Difficile credere nella possibilità di una Vita diversa se solo di questa ci siamo accontentati e basta, nonostante lo scontento...
Chi PASSIONI autentiche in sè coltiva, mai capace sarà di pensare: "Ora è...ovvio che debba tutto per sempre finire"... ...finire!!
Certo, FEDE è, non un toccare con mano...Del resto non si può ora, pienamente, sperimentare ciò che profondamente però in TE SENTI come immensamente migliore, rispondente a ciò cui l'anima tua intensamente ogni giorno TENDE...
Ciao, Francesco. Intensamente ti auguro ogni BENE VERO e TUTTO TUO.
Vera
mybackpages
+2 # mybackpages 07-11-2016 10:49
ciao Vera, il tuo commento è inerente al titolo, ma questo racconto allegorico non è della vita eterna che tratta, ma di un uomo
che per sfuggire al dolore si rifugia nel passato, sino ad essere intrappolato nel palazzo della memoria.
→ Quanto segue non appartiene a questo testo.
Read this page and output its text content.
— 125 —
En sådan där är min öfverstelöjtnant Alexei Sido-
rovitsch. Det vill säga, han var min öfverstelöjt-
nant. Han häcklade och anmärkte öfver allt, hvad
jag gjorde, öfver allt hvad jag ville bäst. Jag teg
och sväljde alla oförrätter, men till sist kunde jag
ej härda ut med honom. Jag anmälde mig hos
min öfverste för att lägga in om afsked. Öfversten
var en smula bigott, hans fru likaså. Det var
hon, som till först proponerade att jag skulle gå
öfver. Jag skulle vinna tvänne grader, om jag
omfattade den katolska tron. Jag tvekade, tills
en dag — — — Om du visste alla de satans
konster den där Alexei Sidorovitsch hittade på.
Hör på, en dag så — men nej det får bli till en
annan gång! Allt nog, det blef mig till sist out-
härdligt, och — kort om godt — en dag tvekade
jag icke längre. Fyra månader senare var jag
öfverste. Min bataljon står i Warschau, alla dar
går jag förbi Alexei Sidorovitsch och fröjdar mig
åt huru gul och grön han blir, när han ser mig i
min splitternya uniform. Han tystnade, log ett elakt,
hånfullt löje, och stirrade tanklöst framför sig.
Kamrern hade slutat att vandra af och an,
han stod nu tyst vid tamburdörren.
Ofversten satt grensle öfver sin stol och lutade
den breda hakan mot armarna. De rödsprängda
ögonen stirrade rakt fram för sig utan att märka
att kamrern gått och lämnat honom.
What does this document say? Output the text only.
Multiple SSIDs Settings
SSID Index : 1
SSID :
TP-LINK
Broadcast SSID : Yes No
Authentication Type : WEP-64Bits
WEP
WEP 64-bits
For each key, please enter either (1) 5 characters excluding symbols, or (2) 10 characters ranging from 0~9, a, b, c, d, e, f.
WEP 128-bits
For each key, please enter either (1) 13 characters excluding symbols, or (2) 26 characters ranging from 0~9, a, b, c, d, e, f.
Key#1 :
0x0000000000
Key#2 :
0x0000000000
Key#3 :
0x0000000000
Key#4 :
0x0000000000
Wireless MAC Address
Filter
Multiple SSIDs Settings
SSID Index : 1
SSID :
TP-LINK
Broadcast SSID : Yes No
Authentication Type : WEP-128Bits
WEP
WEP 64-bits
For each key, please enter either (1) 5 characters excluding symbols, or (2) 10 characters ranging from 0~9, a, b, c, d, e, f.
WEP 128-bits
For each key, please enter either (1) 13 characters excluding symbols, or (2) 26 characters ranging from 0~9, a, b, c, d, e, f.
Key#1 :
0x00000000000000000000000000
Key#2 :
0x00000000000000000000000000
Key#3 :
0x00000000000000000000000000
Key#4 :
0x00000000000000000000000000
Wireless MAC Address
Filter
Qui è costretto a rivivere
come in un flash i momenti più importanti della sua vita. Alla fine può capire che il passato è la nostra identità, persino il magazzino
dei torti e degli errori, ma che è col presente, con l'impegno quotidiano che si può costruire il futuro. L'amore può fare molto, perchè
non è importante solo amare, ma anche essere amati. Se non ci si riesce, la colpa può essere solo nostra. Solo l'amore ricambiato
può liberarci dalle streghe del passato.
Antonia Vono
+2 # Antonia Vono 07-11-2016 10:51
abbiamo porte chiuse,che solo qualcuno riesce ad aprire.Quasi sempre un angelo,e da lì si riparte,perchè la vita è fino all'ultimo respiro.
Testo davvero interessante,co me sempre trovo la tua scrittura.Fuori dall'ordinario.
Piaciuta e trainante.
Un saluto in poesia.
rosa dei venti
+1 # rosa dei venti 08-11-2016 11:47
Un capolavoro letterario pregno di significato, geniale come sempre il tuo stile, intenso, comunicativo, partecipato, bravissimo!!
Vera Lezzi
# Vera Lezzi 29-12-2016 14:37
...Ma dico io, davvero è ragionevole desiderare tanto di essere ricambiati da chi non ci vuole??? non è meglio pensare che meritiamo di meglio??!